Saturday, January 8, 2011

Keeping the Promise: Season of the Witch

A commitment to excellence. That’s one of the things that as a moviegoer I completely and utterly lack. So when Screened.com’s freelance writer Eric Pope started going on about the Nic Cage Promise, a goal to see every Nic Cage movie on the weekend it was released, I was intrigued. Nic Cage is a man of considerable talents, among them looking wild-eyed, chewing scenery, and generally being fucking bananas. It is at least compelling to watch, more often than not. What could be the harm? I signed aboard this misguided ship for the 2011 season.

Which is how I found myself at 10:00 AM sitting in my local AMC with a surprising number of other damned souls about to be treated to the cinematic equivalent of a dimly lit waiting room full of sighs and old magazines.

For those of you who have been exercising good taste, Season of the Witch is a story of Nic Cage and Ron Perlman as two knights taking a leave of conscience from the crusades, fleeing to a town where they’re caught as deserters and made to escort a woman who is supposedly a witch to some monastery where she will undergo a trial (and probably execution, because hey, what else are you going to do with witches?).

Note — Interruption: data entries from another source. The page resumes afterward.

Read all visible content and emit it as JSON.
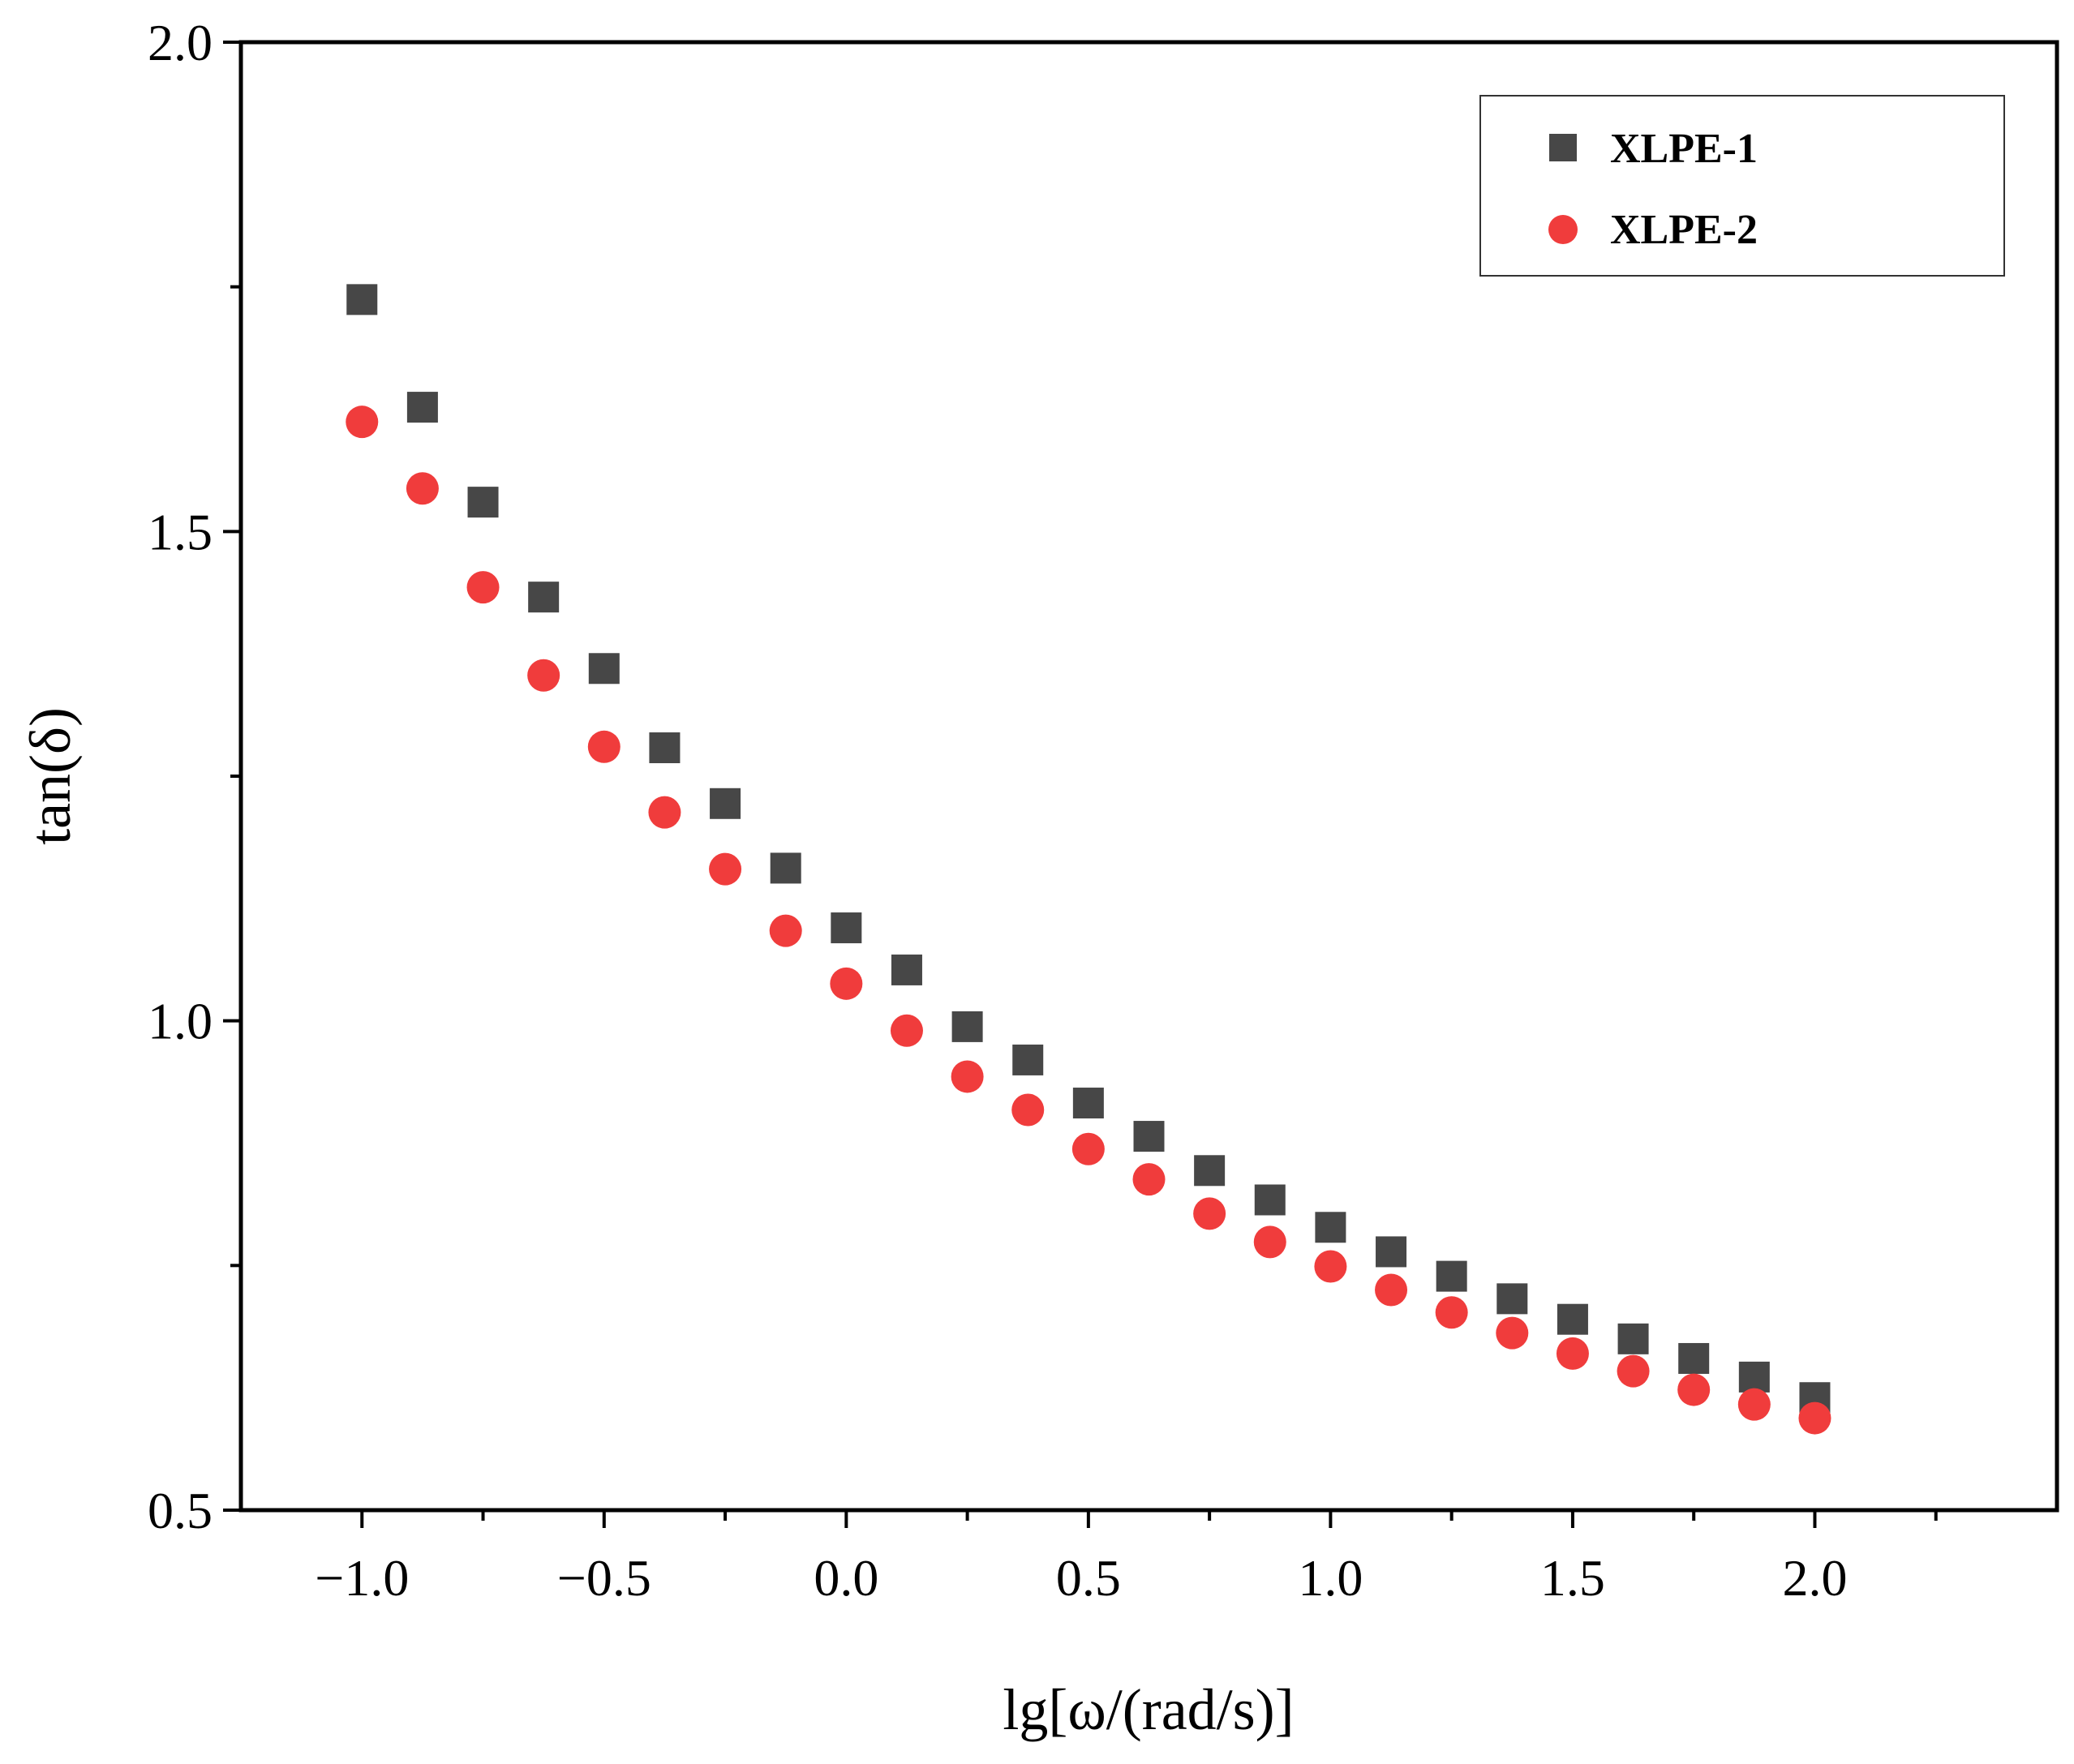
{
  "chart_data": {
    "type": "scatter",
    "title": "",
    "xlabel": "lg[ω/(rad/s)]",
    "ylabel": "tan(δ)",
    "xlim": [
      -1.25,
      2.5
    ],
    "ylim": [
      0.5,
      2.0
    ],
    "grid": false,
    "legend_position": "top-right",
    "xticks": [
      -1.0,
      -0.5,
      0.0,
      0.5,
      1.0,
      1.5,
      2.0
    ],
    "xtick_labels": [
      "−1.0",
      "−0.5",
      "0.0",
      "0.5",
      "1.0",
      "1.5",
      "2.0"
    ],
    "yticks": [
      0.5,
      1.0,
      1.5,
      2.0
    ],
    "ytick_labels": [
      "0.5",
      "1.0",
      "1.5",
      "2.0"
    ],
    "x": [
      -1.0,
      -0.875,
      -0.75,
      -0.625,
      -0.5,
      -0.375,
      -0.25,
      -0.125,
      0.0,
      0.125,
      0.25,
      0.375,
      0.5,
      0.625,
      0.75,
      0.875,
      1.0,
      1.125,
      1.25,
      1.375,
      1.5,
      1.625,
      1.75,
      1.875,
      2.0
    ],
    "series": [
      {
        "name": "XLPE-1",
        "marker": "square",
        "color": "#474747",
        "values": [
          1.737,
          1.627,
          1.53,
          1.433,
          1.36,
          1.279,
          1.222,
          1.156,
          1.095,
          1.052,
          0.994,
          0.96,
          0.916,
          0.882,
          0.847,
          0.817,
          0.789,
          0.764,
          0.739,
          0.716,
          0.695,
          0.675,
          0.655,
          0.636,
          0.615
        ]
      },
      {
        "name": "XLPE-2",
        "marker": "circle",
        "color": "#f03c3c",
        "values": [
          1.612,
          1.544,
          1.443,
          1.353,
          1.28,
          1.213,
          1.155,
          1.092,
          1.038,
          0.99,
          0.943,
          0.909,
          0.869,
          0.838,
          0.803,
          0.774,
          0.749,
          0.725,
          0.702,
          0.681,
          0.66,
          0.642,
          0.623,
          0.608,
          0.594
        ]
      }
    ]
  }
}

The film opens with a montage of Cage and Perlman killing various ethnic peoples to religious dogma being shouted at them, both of them clearly too old or too bored to be swinging around a sword and make it look dramatic, and finally they flee the evil Church’s grasp to head back to Europe, suddenly in the grasp of the plague of rubbery prosthetics, something that’s rendered the location shooting empty of extras and the cramped city sets full of bodies but bereft of speaking roles outside of our leads.

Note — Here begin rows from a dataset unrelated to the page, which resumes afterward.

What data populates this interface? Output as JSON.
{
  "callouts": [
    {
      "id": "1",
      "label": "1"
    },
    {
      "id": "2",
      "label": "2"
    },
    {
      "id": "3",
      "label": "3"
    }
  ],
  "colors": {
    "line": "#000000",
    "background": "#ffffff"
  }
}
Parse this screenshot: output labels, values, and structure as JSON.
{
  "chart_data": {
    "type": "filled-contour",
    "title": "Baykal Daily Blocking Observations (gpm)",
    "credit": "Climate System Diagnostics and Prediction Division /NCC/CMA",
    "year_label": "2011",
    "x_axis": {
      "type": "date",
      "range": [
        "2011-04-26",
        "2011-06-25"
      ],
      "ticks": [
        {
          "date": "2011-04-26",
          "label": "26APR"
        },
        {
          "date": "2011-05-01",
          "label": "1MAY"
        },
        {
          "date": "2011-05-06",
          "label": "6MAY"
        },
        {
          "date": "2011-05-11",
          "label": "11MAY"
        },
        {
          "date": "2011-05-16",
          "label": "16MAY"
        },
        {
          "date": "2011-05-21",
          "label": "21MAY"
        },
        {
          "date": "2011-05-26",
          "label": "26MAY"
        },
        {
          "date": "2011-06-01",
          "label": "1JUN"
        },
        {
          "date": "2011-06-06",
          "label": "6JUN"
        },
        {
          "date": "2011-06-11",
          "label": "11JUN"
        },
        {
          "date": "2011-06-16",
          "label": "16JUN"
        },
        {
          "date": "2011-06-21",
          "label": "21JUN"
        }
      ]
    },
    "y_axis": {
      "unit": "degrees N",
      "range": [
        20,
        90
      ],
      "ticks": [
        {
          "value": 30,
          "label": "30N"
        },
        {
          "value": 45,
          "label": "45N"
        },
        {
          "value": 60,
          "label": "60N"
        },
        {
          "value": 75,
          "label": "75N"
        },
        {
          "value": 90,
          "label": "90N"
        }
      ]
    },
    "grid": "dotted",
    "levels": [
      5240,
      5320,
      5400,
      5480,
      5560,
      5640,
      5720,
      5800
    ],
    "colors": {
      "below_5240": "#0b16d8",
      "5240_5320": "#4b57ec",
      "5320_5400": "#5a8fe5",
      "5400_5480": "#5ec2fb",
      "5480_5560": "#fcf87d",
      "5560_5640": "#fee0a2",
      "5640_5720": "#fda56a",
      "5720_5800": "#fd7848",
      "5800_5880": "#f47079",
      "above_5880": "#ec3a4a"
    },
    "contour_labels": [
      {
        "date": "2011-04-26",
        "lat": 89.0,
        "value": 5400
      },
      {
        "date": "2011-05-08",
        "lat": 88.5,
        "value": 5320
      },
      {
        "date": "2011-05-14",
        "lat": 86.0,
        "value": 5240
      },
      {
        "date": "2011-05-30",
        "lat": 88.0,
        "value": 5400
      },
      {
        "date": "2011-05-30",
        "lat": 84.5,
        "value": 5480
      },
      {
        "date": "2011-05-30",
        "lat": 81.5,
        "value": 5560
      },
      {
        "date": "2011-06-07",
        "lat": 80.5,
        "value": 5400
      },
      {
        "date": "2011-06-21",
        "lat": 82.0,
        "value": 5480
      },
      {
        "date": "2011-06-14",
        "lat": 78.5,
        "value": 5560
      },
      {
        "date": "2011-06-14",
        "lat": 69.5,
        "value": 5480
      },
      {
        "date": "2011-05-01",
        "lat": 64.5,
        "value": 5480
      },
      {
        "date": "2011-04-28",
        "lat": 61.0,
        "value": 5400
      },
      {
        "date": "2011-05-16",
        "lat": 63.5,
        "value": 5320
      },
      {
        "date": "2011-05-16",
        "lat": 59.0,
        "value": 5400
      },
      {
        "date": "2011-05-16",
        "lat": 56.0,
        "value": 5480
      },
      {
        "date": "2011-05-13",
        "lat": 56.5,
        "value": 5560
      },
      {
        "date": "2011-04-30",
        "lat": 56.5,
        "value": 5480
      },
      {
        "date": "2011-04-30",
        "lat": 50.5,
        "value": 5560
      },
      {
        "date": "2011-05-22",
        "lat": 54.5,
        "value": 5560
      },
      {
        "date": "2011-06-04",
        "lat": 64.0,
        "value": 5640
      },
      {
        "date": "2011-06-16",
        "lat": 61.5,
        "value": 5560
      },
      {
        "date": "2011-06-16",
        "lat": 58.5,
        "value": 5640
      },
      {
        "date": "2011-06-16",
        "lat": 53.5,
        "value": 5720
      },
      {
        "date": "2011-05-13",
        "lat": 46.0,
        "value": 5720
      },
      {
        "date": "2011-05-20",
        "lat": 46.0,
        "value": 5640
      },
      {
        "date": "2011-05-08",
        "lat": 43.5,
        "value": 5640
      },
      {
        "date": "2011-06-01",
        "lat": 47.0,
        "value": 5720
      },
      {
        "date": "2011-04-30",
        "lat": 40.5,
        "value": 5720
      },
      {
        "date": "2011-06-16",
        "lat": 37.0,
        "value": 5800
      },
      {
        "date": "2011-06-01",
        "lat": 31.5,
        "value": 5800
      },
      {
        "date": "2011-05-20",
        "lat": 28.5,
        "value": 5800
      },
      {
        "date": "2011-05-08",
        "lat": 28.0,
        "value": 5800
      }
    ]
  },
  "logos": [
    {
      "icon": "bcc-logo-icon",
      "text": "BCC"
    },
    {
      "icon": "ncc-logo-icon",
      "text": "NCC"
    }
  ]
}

Unfortunately, that doesn’t do anyone any favors, as Nic Cage seems to think he’s in a serious movie, looking ponderously grave (or maybe he’s just that serious about getting his paycheck). Ron Perlman, on the other hand, seems to be convinced he’s in a buddy movie, biting off his limited lines like the Hellboy we’ve come to know and love. Here, however, they seem to go noticed by nobody. He might as well be playing against the flat grey stone walls.

The characters get a bunch of other, more disposable people around them when they pick up the ‘witch.’ There’s a priest who we’re lead to believe is evil because evil priests are almost a given in a story about witchcraft. There’s a prisoner who serves as the guide but mainly serves as the source of a jarring Chicago accent until he dies by the worst CGI wolves since The Day After Tomorrow. There’s also some other people, but the script doesn’t seem to give much of a shit about them so why should I?

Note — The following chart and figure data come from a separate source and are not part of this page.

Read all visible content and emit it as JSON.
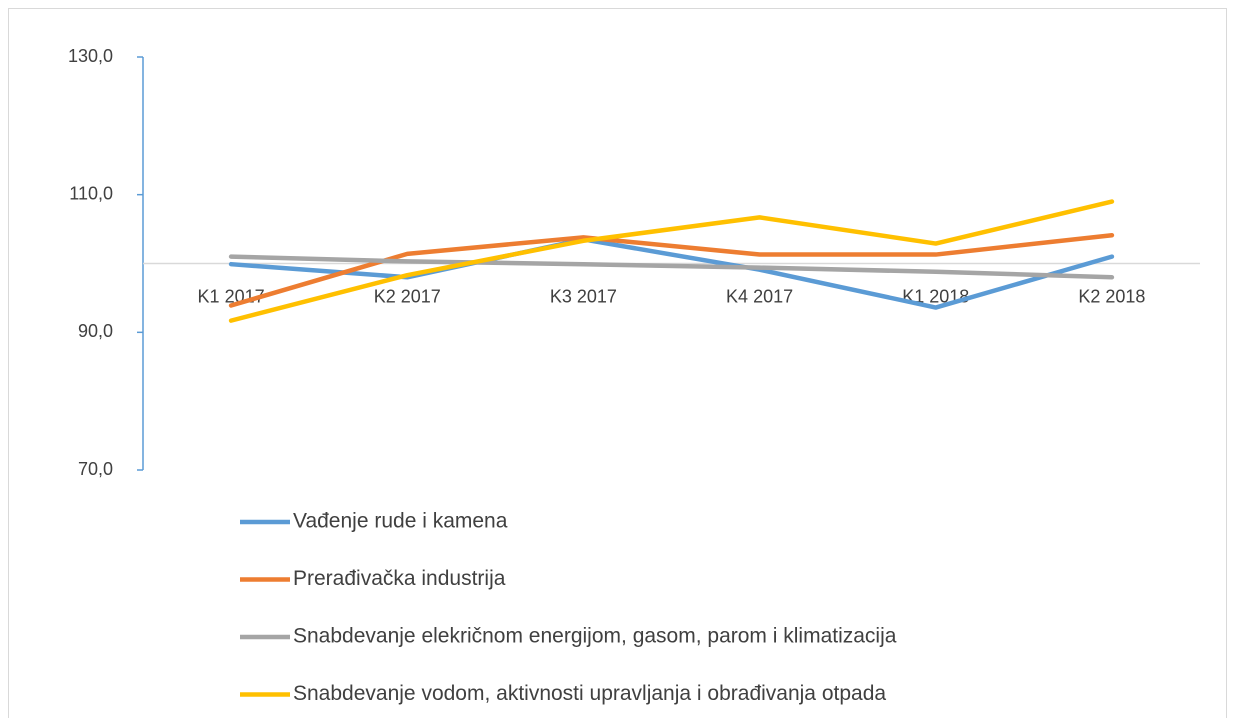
{
  "chart_data": {
    "type": "line",
    "categories": [
      "K1  2017",
      "K2 2017",
      "K3  2017",
      "K4  2017",
      "K1 2018",
      "K2 2018"
    ],
    "series": [
      {
        "name": "Vađenje rude i kamena",
        "color": "#5b9bd5",
        "values": [
          99.9,
          98.0,
          103.5,
          99.1,
          93.6,
          101.0
        ]
      },
      {
        "name": "Prerađivačka industrija",
        "color": "#ed7d31",
        "values": [
          93.9,
          101.4,
          103.8,
          101.3,
          101.3,
          104.1
        ]
      },
      {
        "name": "Snabdevanje elekričnom energijom, gasom, parom i klimatizacija",
        "color": "#a5a5a5",
        "values": [
          101.0,
          100.3,
          99.9,
          99.4,
          98.8,
          98.0
        ]
      },
      {
        "name": "Snabdevanje vodom, aktivnosti upravljanja i obrađivanja  otpada",
        "color": "#ffc000",
        "values": [
          91.7,
          98.3,
          103.3,
          106.7,
          102.9,
          109.0
        ]
      }
    ],
    "ylim": [
      70,
      130
    ],
    "yticks": [
      {
        "value": 70,
        "label": "70,0"
      },
      {
        "value": 90,
        "label": "90,0"
      },
      {
        "value": 110,
        "label": "110,0"
      },
      {
        "value": 130,
        "label": "130,0"
      }
    ],
    "x_axis_crosses_at": 100,
    "legend": "bottom"
  }
}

This merry band travels from one painfully obvious set to another, back walls obscured by heavy fog so they wouldn’t have to pay for CG extensions. No, all the CG is saved for the very end of the movie, where after toying with the idea that the movie would be about whether or not the girl who serves as the plot device is or isn’t a witch (by the way, she spends most of the movie looking creepy and exhibiting super strength, but still everyone seems more than willing to give her the benefit of the doubt about maybe not actually being a witch) the plot is suddenly tossed aside in favor of turning her into a really really awful CG monster.

No, I mean bad. Like it makes the bat-Dracula from Van Helsing look like The Thing kind of good. So our heroes fight the CG to the best of their sleepy, halfhearted ability, and then everyone you even remotely cared about dies and we’re left with a message of hope or something. It doesn’t really matter, because none of it is given any sort of gravitas. The big reveal of the plot, that all of their journey has been a trick to get them into revealing the location of a sacred book to a demon, is tossed haphazardly aside in the middle of an assault of zombie monks. Yeah, there are zombie monks, looking frightfully boring with their rubbery makeup and PG-13 trickles of fake blood.

If this sounds like a mess, that’s because it is. The movie is a clash of really terrible ideas, put together in such a way as to make it all seem dreadfully boring. There was, surreally enough, a blind woman sitting several seats down the row from me, and the quiet narration of her husband explaining the parts she couldn’t get from audio context were far more entertaining than the movie itself.

There is such a thing as a fun bad movie, something Cage has traded in through a lot of his career, but this movie isn’t that kind of film. If Season of the Witch is guilty of anything, it’s taking a can’t-miss cult premise and squandering it by taking it all far too seriously. You weren’t going to see this anyway, because most of you aren’t insane, but take this as further evidence that this movie was dumped out to die in January for good reason.

The things I will do for Nic Cage. I hope he’s happy.